Дон Кайетано возвел глаза к небу. Примерно подобное он и предполагал.
– Старшую?
– Мою Исабель.
– Столько домов не наберется, сколько прислуги сейчас развелось! – ответил он, хлопая гостя по плечу. – Всем вам нужно одно и то же.
– Но… если бы была жива Игнасия.
– Знаю, знаю, сын мой, – промолвил священник, меняя тон при виде отчаяния на лице Сендаля. – Она вас охраняет, помогает вам с небес.
– Конечно, падре… Ну, пожалуйста, пристройте мне девчушку, она и с детьми управляется, и работы не боится. Бог вас вознаградит.
– Не сомневайся, я разузнаю, но сразу предупреждаю, что это очень нелегко. Не хочу давать тебе ложных надежд.
Хакобо понурился. Священник встал.
– Подожди-ка… – сказал он.
Подойдя к ключнице, он что-то шепнул ей; Хакобо не расслышал его слов. Женщина исчезла и тут же вернулась с пакетом, который передала священнику.
– Возьми, сын мой… Вам это пригодится.
– Нет, что вы, отче… это я вам задолжал…
– Бери, ты мне ничего не должен.
– Но я хотел… Мне бы дочку пристроить…
– Забирай и веруй, – оборвал его дон Кайетано. – Игнасия вас оберегает. Ну, давай, ступай с Богом…
Говорить было больше не о чем, и священник проводил гостя до двери. Хакобо вышел, прижимая к груди пакет, словно боялся, что его ограбят. Едва оказавшись вне поля зрения дона Кайетано, он сразу же открыл пакет: там лежал изрядный кусок солонины. Это, конечно, не было решением его проблемы, но вместе с тем являлось превосходным вспомоществованием, великолепным подарком, так что Хакобо испытывал глубокую признательность. «Исабель будет довольна», – подумал он.
Последнее, чего бы хотелось Хакобо Сендалю после потери жены, – это расстаться с дочерью, но такое решение казалось единственной возможностью уберечь ее от нищеты и ее последствий. Она не только перестанет обременять семейство, но и сможет время от времени помогать им продуктами, а может статься, даже и деньгами. Помимо того, она обучится хорошим манерам и получит шанс преуспеть в жизни. Все, что угодно, лишь бы вырваться из этого мира, лишенного будущего.

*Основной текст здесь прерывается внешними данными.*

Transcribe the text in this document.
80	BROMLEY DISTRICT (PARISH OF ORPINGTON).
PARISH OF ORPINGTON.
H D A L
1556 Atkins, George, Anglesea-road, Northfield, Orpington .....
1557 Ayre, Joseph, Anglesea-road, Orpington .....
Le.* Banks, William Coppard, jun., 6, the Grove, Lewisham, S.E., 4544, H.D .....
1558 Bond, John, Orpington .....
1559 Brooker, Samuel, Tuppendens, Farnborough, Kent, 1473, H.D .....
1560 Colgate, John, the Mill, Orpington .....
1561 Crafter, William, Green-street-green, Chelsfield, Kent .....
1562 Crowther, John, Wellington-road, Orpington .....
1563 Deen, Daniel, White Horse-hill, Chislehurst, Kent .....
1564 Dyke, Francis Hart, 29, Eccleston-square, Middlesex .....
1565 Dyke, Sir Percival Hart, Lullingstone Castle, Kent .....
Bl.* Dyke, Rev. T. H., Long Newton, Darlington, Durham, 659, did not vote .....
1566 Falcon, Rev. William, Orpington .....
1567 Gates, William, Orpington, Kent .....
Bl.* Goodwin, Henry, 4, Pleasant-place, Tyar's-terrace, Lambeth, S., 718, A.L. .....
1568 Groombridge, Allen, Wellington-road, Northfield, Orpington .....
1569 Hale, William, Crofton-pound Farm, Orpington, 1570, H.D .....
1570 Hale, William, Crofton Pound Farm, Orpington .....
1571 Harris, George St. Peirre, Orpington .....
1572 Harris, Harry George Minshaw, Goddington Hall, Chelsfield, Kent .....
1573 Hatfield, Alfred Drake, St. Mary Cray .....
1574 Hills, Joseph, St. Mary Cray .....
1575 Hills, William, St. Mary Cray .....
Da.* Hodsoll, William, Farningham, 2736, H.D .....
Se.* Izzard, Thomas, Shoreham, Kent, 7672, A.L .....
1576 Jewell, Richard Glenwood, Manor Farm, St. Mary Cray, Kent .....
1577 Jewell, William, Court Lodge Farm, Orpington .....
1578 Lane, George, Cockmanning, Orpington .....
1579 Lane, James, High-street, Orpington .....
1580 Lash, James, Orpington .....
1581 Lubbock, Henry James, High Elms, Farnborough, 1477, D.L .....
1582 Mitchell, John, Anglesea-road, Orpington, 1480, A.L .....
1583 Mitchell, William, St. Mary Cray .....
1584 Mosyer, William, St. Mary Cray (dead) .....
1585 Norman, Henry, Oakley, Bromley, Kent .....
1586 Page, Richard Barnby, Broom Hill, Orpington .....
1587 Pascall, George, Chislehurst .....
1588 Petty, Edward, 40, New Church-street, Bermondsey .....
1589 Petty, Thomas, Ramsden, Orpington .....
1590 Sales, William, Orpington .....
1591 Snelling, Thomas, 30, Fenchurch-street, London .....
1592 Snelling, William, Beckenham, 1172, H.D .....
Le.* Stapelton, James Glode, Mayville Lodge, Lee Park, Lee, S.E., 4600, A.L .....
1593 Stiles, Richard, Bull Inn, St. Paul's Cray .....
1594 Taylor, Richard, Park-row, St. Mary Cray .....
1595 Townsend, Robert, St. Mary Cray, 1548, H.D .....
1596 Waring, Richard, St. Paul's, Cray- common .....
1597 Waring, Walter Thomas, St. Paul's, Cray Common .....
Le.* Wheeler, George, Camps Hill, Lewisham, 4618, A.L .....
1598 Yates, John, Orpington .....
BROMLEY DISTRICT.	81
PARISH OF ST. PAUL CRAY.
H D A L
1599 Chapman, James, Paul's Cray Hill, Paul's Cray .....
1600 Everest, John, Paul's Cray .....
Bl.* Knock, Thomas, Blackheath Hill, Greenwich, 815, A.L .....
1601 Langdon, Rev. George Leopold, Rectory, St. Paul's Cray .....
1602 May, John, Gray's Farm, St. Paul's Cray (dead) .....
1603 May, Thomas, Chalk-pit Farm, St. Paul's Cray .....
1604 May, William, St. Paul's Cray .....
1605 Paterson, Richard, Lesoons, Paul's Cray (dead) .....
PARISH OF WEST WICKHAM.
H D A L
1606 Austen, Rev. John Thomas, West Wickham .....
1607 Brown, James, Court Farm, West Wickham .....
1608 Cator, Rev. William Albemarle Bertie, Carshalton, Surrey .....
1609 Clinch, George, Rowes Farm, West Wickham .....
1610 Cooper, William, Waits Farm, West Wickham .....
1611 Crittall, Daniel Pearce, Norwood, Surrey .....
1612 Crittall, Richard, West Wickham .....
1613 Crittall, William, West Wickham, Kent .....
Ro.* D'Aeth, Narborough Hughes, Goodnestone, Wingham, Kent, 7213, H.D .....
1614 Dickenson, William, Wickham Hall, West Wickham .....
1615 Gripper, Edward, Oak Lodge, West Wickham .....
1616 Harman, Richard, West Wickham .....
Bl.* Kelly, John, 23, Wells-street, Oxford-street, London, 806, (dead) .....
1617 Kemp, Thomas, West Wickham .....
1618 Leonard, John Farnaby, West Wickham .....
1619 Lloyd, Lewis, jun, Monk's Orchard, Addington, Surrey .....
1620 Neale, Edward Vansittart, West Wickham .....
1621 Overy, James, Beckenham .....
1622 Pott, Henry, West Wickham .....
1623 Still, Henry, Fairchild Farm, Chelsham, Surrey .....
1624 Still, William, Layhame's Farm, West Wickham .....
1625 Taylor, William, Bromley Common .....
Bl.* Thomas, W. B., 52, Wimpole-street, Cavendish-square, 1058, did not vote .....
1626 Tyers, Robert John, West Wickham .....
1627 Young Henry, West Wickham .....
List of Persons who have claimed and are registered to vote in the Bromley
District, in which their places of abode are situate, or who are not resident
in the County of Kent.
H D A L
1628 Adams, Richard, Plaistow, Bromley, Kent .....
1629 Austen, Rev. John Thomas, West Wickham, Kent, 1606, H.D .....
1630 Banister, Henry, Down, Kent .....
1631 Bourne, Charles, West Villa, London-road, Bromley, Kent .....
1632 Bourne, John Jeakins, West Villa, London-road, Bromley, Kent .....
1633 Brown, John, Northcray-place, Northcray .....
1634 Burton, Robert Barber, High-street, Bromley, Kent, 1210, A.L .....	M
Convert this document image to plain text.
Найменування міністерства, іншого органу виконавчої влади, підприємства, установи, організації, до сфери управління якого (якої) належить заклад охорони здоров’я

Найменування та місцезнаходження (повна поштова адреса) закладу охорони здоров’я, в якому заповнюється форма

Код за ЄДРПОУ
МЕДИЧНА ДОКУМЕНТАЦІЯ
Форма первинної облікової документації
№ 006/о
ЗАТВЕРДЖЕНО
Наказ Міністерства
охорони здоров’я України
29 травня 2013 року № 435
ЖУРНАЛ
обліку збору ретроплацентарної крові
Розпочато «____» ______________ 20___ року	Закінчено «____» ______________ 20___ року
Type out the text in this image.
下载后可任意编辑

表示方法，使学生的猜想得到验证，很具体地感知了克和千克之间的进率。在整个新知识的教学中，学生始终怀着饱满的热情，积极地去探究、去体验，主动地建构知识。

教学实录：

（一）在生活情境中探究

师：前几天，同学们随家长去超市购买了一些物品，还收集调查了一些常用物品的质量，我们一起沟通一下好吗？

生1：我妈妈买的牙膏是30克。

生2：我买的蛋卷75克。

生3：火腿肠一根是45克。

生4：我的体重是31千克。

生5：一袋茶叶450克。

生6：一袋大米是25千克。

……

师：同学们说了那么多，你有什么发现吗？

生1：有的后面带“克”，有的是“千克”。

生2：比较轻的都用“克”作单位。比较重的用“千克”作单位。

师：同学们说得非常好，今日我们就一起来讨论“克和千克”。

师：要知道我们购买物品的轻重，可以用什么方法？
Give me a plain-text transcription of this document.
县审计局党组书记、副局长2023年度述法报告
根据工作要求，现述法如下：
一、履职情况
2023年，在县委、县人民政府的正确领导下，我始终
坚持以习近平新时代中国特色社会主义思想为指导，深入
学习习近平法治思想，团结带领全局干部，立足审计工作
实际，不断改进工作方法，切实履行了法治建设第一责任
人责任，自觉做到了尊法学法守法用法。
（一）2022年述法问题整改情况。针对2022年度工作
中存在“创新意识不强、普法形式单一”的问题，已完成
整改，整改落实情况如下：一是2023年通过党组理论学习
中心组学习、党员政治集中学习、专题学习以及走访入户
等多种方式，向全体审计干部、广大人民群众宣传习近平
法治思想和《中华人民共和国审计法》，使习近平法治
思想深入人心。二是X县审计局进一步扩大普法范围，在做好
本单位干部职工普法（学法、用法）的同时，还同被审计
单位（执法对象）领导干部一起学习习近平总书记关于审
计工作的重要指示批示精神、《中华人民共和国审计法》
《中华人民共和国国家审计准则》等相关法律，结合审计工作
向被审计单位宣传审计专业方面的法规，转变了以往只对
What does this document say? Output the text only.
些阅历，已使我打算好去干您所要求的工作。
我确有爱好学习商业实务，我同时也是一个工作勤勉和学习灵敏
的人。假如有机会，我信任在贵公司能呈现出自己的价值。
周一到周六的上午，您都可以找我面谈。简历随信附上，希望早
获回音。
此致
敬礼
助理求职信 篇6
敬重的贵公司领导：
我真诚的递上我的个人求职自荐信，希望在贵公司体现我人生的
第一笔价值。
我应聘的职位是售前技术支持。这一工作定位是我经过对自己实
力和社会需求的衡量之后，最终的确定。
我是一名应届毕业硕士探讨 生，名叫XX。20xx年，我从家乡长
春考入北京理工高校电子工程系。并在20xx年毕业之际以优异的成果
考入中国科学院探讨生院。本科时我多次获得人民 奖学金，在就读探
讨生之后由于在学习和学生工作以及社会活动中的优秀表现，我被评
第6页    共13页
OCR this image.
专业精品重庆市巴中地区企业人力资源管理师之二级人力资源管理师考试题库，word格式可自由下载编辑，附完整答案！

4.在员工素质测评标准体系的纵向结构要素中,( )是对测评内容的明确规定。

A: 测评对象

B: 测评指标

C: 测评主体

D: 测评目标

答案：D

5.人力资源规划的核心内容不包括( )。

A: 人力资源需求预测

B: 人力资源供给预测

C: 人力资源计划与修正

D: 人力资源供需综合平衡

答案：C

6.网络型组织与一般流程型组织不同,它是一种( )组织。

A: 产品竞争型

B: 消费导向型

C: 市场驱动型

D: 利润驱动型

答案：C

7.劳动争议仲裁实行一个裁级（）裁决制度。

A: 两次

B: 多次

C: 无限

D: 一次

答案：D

Священник искренне уважал Сендаля и чувствовал расположение к его дочери, своей ученице, и поэтому он сразу взялся за дело: каждому, кто был готов его слушать, рассказывал, какая превосходная у него есть кандидатка на роль прислуги в состоятельном доме. Дон Кайетано связался со своими собратьями-священниками из окрестных деревень, чтобы они дальше распространили эту весть. С учетом сложившихся обстоятельств он не питал сколь-нибудь твердых надежд устроить Исабель на службу, но от души сделал все, что от него зависело.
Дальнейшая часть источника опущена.